You'd have to quantify that somehow, in terms of the max drift rate
(ppm), and the max resolution available (< tsc frequency).

Either that, or track an offset, and use one TSC as truth, and update
the correction factor for the other TSCs as often as needed, maybe?

This is kind of analogous to the "drift" NTP calculates against a
free-running oscillator.

So you'd be pushing that functionality deeper into the OS-core.

Dave Mills had that "hardpps" stuff in there for a while, it might be a
starting point.

Just some thoughts for now...


It kind of makes you wonder what in the heck AMD were thinking, whether
they realized that this design decision would cause so many problems at
the OS level (it's broken at least Linux and Solaris). Maybe Windows
keeps time in a way that was unaffected by this?

Lee, the last time I saw this discussion I thought it was identified that the multiple cores (or IIRC the multiple chips in a SMP motherboard) would only get out of sync when power management calls were made (hlt or switching the c-state).

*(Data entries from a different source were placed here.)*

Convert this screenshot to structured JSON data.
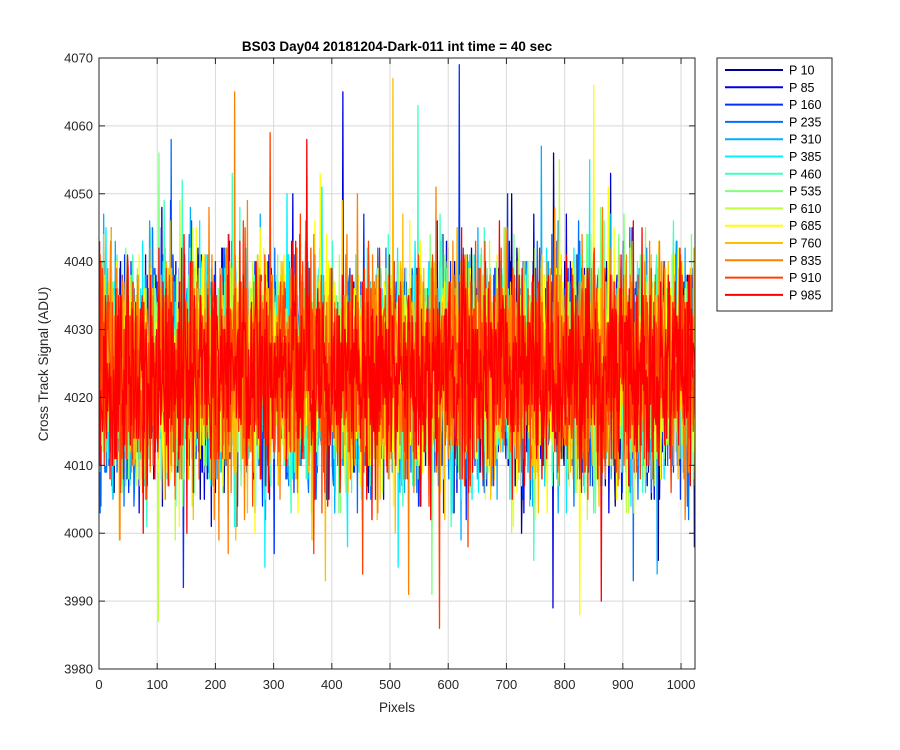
{
  "chart_data": {
    "type": "line",
    "title": "BS03 Day04 20181204-Dark-011 int time = 40 sec",
    "xlabel": "Pixels",
    "ylabel": "Cross Track Signal (ADU)",
    "xlim": [
      0,
      1024
    ],
    "ylim": [
      3980,
      4070
    ],
    "x_ticks": [
      "0",
      "100",
      "200",
      "300",
      "400",
      "500",
      "600",
      "700",
      "800",
      "900",
      "1000"
    ],
    "y_ticks": [
      "3980",
      "3990",
      "4000",
      "4010",
      "4020",
      "4030",
      "4040",
      "4050",
      "4060",
      "4070"
    ],
    "grid": true,
    "legend_position": "outside-right",
    "num_points_per_series": 1024,
    "signal_mean": 4024,
    "signal_std": 8,
    "series": [
      {
        "name": "P 10",
        "color": "#00008f",
        "min": 3996,
        "max": 4056
      },
      {
        "name": "P 85",
        "color": "#0000df",
        "min": 3989,
        "max": 4065
      },
      {
        "name": "P 160",
        "color": "#0030ff",
        "min": 3992,
        "max": 4069
      },
      {
        "name": "P 235",
        "color": "#0070ff",
        "min": 3993,
        "max": 4058
      },
      {
        "name": "P 310",
        "color": "#00b0ff",
        "min": 3994,
        "max": 4057
      },
      {
        "name": "P 385",
        "color": "#00f0ff",
        "min": 3995,
        "max": 4055
      },
      {
        "name": "P 460",
        "color": "#40ffbf",
        "min": 3996,
        "max": 4063
      },
      {
        "name": "P 535",
        "color": "#80ff80",
        "min": 3991,
        "max": 4056
      },
      {
        "name": "P 610",
        "color": "#bfff40",
        "min": 3987,
        "max": 4055
      },
      {
        "name": "P 685",
        "color": "#ffff00",
        "min": 3988,
        "max": 4066
      },
      {
        "name": "P 760",
        "color": "#ffbf00",
        "min": 3993,
        "max": 4067
      },
      {
        "name": "P 835",
        "color": "#ff7f00",
        "min": 3991,
        "max": 4065
      },
      {
        "name": "P 910",
        "color": "#ff4000",
        "min": 3986,
        "max": 4059
      },
      {
        "name": "P 985",
        "color": "#ff0000",
        "min": 3990,
        "max": 4058
      }
    ]
  }
}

IIRC the workaround that was posted then was to just disable these in the kernel build.

if this is the case then I could easily see the hardware engineers thinking that if the software did a sleep thing then it was up to the software to re-sync the TSC clocks when the wakeup takes place.

David Lang

--
There are two ways of constructing a software design. One way is to make it so simple that there are obviously no deficiencies. And the other way is to make it so complicated that there are no obvious deficiencies.